Obviously I can really only speak about my experiences in my sport but, the vast majority of swim coaches in Ulster are largely volunteers, parents who started coaching because there was a need, ex swimmers who love the sport and wish to put something back. People who put aside their personal ambition to help fulfill the dreams of the athletes under their guidance.
When I started swimming in a club at the age of 10 my mum took me and my sister to every practice, she sat and watched and listened to every word the Coach said (probably to make sure that I didnt misbehave)
One of the greatest lessons that she taught me, was that my teachers and coaches are always right…even when they are wrong.
I know for sure there were times that I felt that I was hard done by by decisions made by coaches.
I know also that there were times that she felt like I was not being treated fairly, and I suspect that that hurt her.
The thing is i never once heard my mum talk negatively about any of my coaches or teachers. She kept up to speed on what was going on and what was being said, but never voiced her negative thoughts, that would have certainly influenced how I viewed my swimming and my role in the team.
She was teaching me a respect for authority that I have never forgotten.
Now I did witness some parents who took a different route and looked for any and every opportunity to jump down a coaches throat, when something didn’t go perfectly for their child.
It seemed like those kids just went from team to team every year in search of the “perfect” coach.
There is only one problem with this approach, there is no such thing.
I believe that today, there is very little respect given to the coaches and teachers of youth sport. Parents are quick to defend their kds and voice their disapproval during the car ride home after training or meets or at the dinner table.
How can we expect our young athletes to return to training and not mirror the attitudes their parents have taught them?
If parents show disrespect to the decisions that are being made in their kids sporting careers by people with more knowledge and who have the long term best interests of their development at heart, why should they then respect any authority figure?
The long term problem is that these young athletes may not learn to cope with setbacks and the truth is, life at times will have setbacks!
How parents handle those disappointments can set their kids up for success if the teaching opportunity is recognised.
The last point is this…
Coaches and teachers have studied and spent time gaining experience in their chosen field and parnets (myself included now 😊) must learn to trust that what the coach does is for the best of each and every young athlete under their tutilage.
Coaches will largely have a better understanding of the long term development of athletes then parents. We (parents) may not understand why certain decisions are made but do we need to understand? Surely the need is to trust that the coach knows best.

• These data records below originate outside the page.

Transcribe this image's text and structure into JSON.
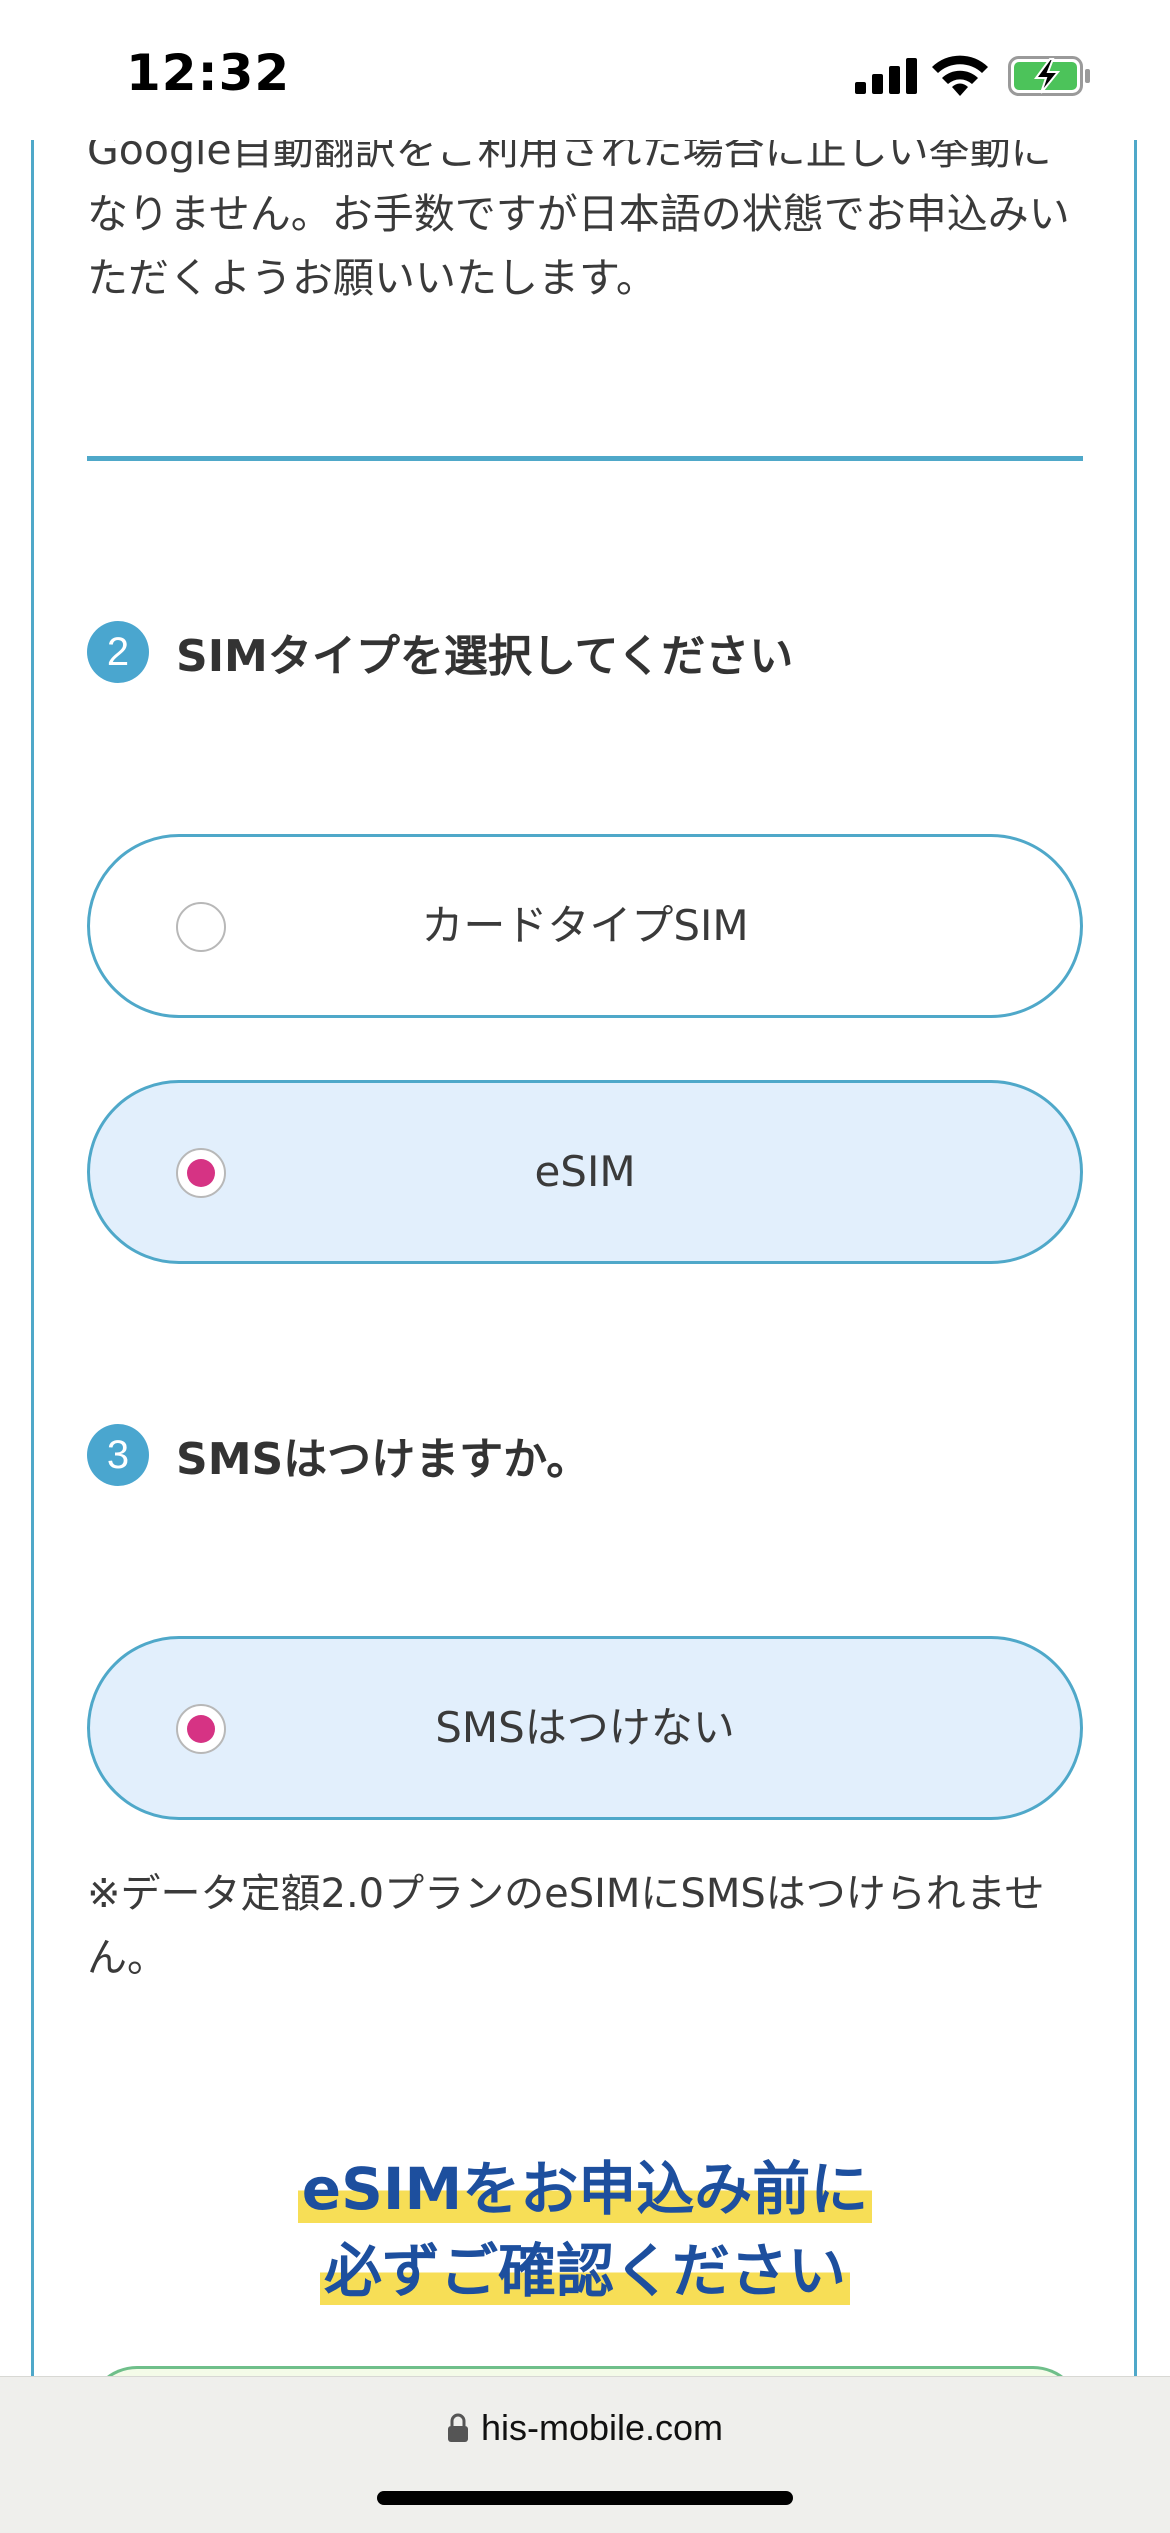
{
  "status_bar": {
    "time": "12:32"
  },
  "notice": {
    "text": "Google自動翻訳をご利用された場合に正しい挙動になりません。お手数ですが日本語の状態でお申込みいただくようお願いいたします。"
  },
  "step2": {
    "number": "2",
    "title": "SIMタイプを選択してください",
    "options": [
      {
        "label": "カードタイプSIM",
        "selected": false
      },
      {
        "label": "eSIM",
        "selected": true
      }
    ]
  },
  "step3": {
    "number": "3",
    "title": "SMSはつけますか。",
    "options": [
      {
        "label": "SMSはつけない",
        "selected": true
      }
    ],
    "note": "※データ定額2.0プランのeSIMにSMSはつけられません。"
  },
  "headline": {
    "line1": "eSIMをお申込み前に",
    "line2": "必ずご確認ください"
  },
  "browser": {
    "url": "his-mobile.com"
  },
  "colors": {
    "accent": "#4fa8c9",
    "selected_bg": "#e2effc",
    "radio_dot": "#d63384",
    "headline": "#1d4f9e",
    "highlight": "#f7de56"
  }
}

Youth sports clubs must always be coach driven, athlete centred and supported by parents/friends/family etc when parents start to dictate and thinking it is about them then we have a problem…
The flip side of this is obviously that as coaches the onus is on us to always act in a way that builds trust, we will undoubtedly make decisions that upset people and we should always be willing to discuss, in the appropriate setting, the rational behind these decisions.
We are very good at policies and practices that protect the children and young people in our programs (and rightly so) but this at times throws into stark contrast another question…….who protects the coaches?